Tuesday, 8 January 2008


I recently visited the Turner Prize retrospective at Tate Britain, and was reminded of the work of the 2004 winner, Jeremy Deller. In 1997 he completed a work called Acid Brass, where he got a traditional brass band to rework acid house anthems to create a new music genre. Following on with this theme he created History of the World (1997-2004) - a large scale wall painting shown above.
It's essentially a semantic map or mind map if you will, that according to the Turner Prize guide book shows "both types of music were representative of northern working-class communities and, for the artist, indicated a staunch form of resistance to Thatcher's government in 1980's Britain." The thought that stuck me was that this was a network, with nodes, and a relationships between those nodes as in a social network of friends.
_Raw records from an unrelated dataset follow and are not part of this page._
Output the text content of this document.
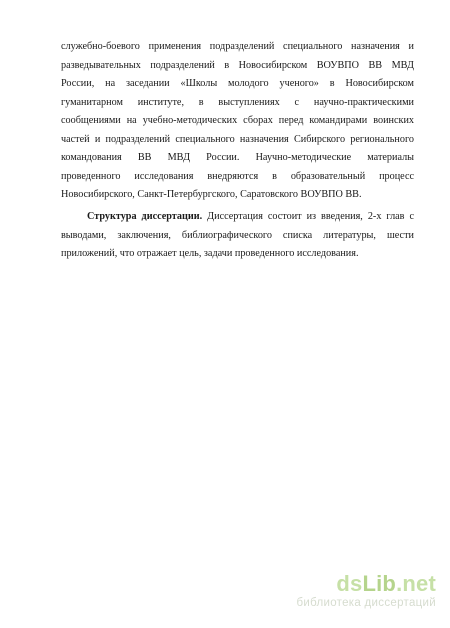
служебно-боевого применения подразделений специального назначения и
разведывательных подразделений в Новосибирском ВОУВПО ВВ МВД
России, на заседании «Школы молодого ученого» в Новосибирском
гуманитарном институте, в выступлениях с научно-практическими
сообщениями на учебно-методических сборах перед командирами воинских
частей и подразделений специального назначения Сибирского регионального
командования ВВ МВД России. Научно-методические материалы
проведенного исследования внедряются в образовательный процесс
Новосибирского, Санкт-Петербургского, Саратовского ВОУВПО ВВ.
Структура диссертации. Диссертация состоит из введения, 2-х глав с
выводами, заключения, библиографического списка литературы, шести
приложений, что отражает цель, задачи проведенного исследования.
dsLib.net
библиотека диссертаций
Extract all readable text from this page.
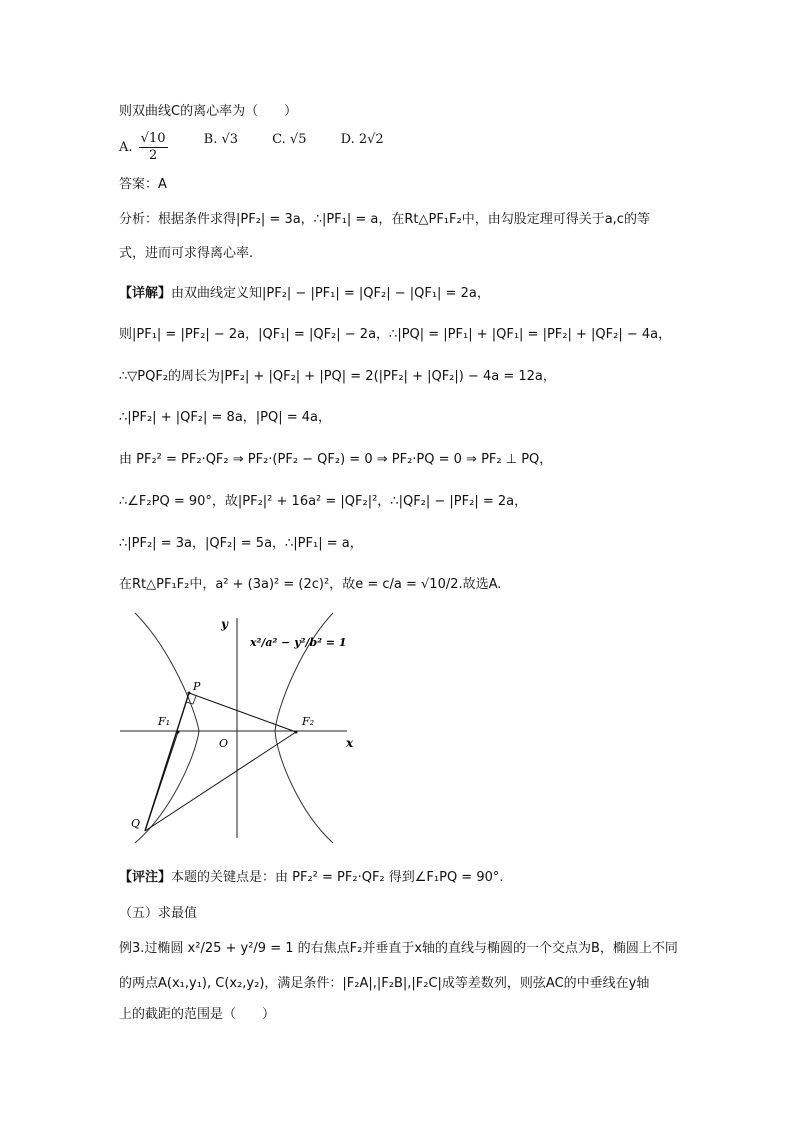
则双曲线C的离心率为（　　）
A. $\frac{√10}{2}$	B. √3	C. √5	D. 2√2
答案：A
分析：根据条件求得|PF₂| = 3a，∴|PF₁| = a，在Rt△PF₁F₂中，由勾股定理可得关于a,c的等
式，进而可求得离心率.
【详解】由双曲线定义知|PF₂| − |PF₁| = |QF₂| − |QF₁| = 2a，
则|PF₁| = |PF₂| − 2a，|QF₁| = |QF₂| − 2a，∴|PQ| = |PF₁| + |QF₁| = |PF₂| + |QF₂| − 4a，
∴▽PQF₂的周长为|PF₂| + |QF₂| + |PQ| = 2(|PF₂| + |QF₂|) − 4a = 12a，
∴|PF₂| + |QF₂| = 8a，|PQ| = 4a，
由 PF₂² = PF₂·QF₂ ⇒ PF₂·(PF₂ − QF₂) = 0 ⇒ PF₂·PQ = 0 ⇒ PF₂ ⊥ PQ，
∴∠F₂PQ = 90°，故|PF₂|² + 16a² = |QF₂|²，∴|QF₂| − |PF₂| = 2a，
∴|PF₂| = 3a，|QF₂| = 5a，∴|PF₁| = a，
在Rt△PF₁F₂中，a² + (3a)² = (2c)²，故e = c/a = √10/2.故选A.
y
x
O
P
Q
F₁	F₂
x²/a² − y²/b² = 1
【评注】本题的关键点是：由 PF₂² = PF₂·QF₂ 得到∠F₁PQ = 90°.
（五）求最值
例3.过椭圆 x²/25 + y²/9 = 1 的右焦点F₂并垂直于x轴的直线与椭圆的一个交点为B，椭圆上不同
的两点A(x₁,y₁), C(x₂,y₂)，满足条件：|F₂A|,|F₂B|,|F₂C|成等差数列，则弦AC的中垂线在y轴
上的截距的范围是（　　）
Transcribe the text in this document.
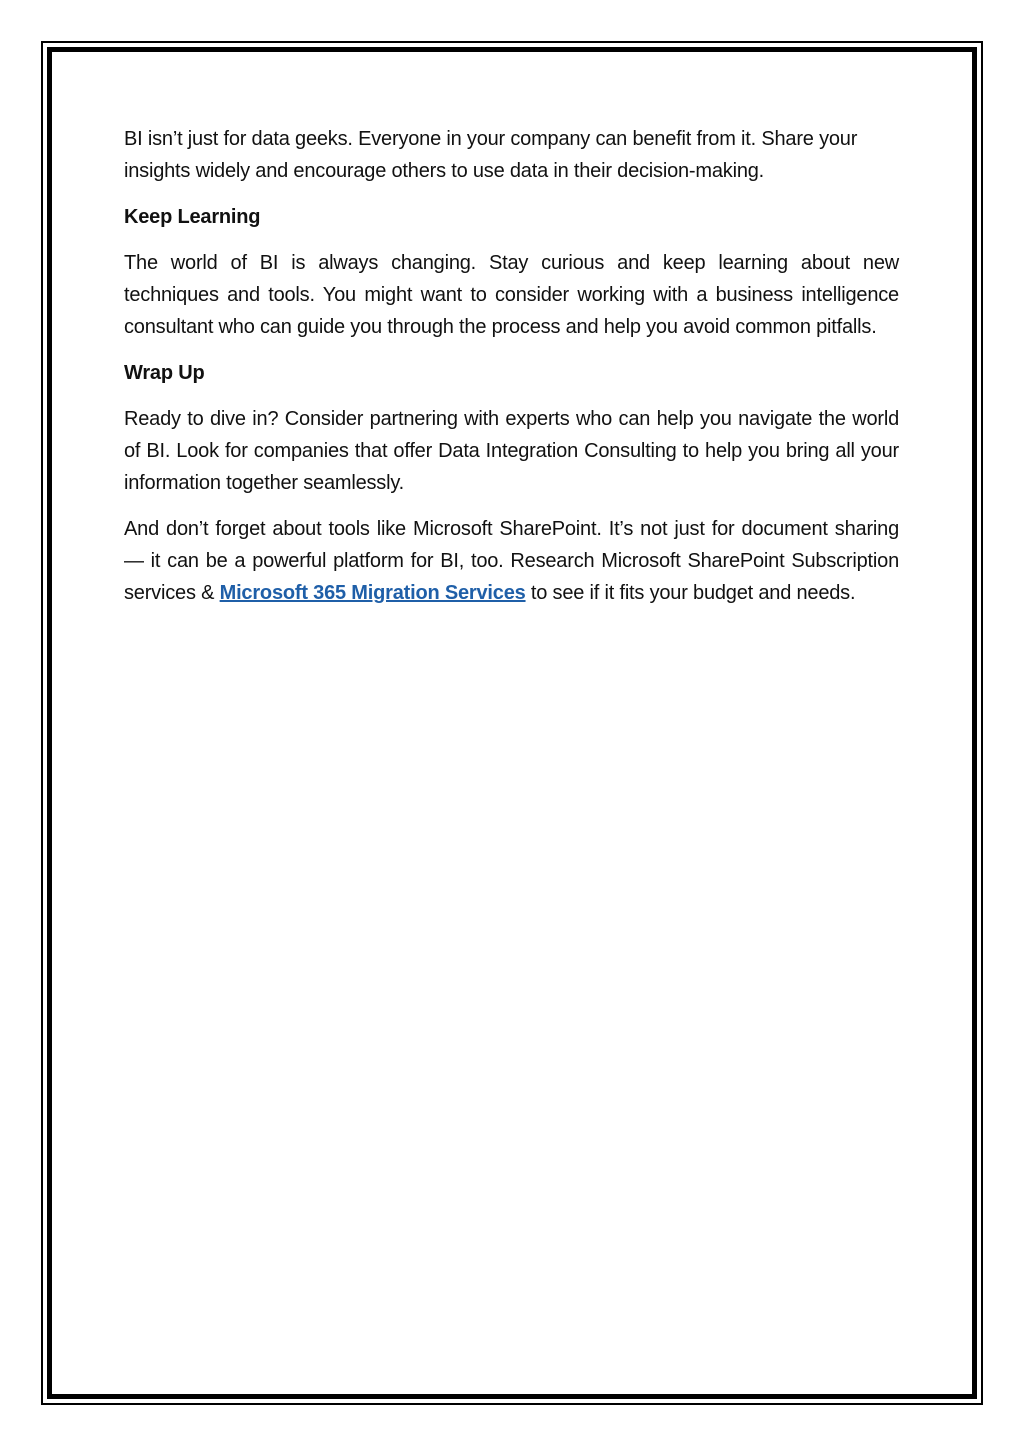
BI isn’t just for data geeks. Everyone in your company can benefit from it. Share your insights widely and encourage others to use data in their decision-making.

Keep Learning

The world of BI is always changing. Stay curious and keep learning about new techniques and tools. You might want to consider working with a business intelligence consultant who can guide you through the process and help you avoid common pitfalls.

Wrap Up

Ready to dive in? Consider partnering with experts who can help you navigate the world of BI. Look for companies that offer Data Integration Consulting to help you bring all your information together seamlessly.

And don’t forget about tools like Microsoft SharePoint. It’s not just for document sharing — it can be a powerful platform for BI, too. Research Microsoft SharePoint Subscription services & Microsoft 365 Migration Services to see if it fits your budget and needs.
If Deller was right, then he was saying that both types of music, the fight against Thatcher, and Northern communities were a small world, where there would be short journeys between different nodes, however far they were from each other. The check whether it was a small world was by calculating it using the formula for a clustering coefficient.

Watts and Strogatz came up with the idea of the clustering coefficient as a measure of how connected a social network was. It is calculated by dividing the number of links in the network by the maximum possible number of links.The closer to 1 the coefficient is the more interconnected your network, and the smaller a world it is, making it easier for information to flow through its pathways. The maximum number of links can be calculated using the following formula n*(n-1)/2. Where n is the number of nodes in the network.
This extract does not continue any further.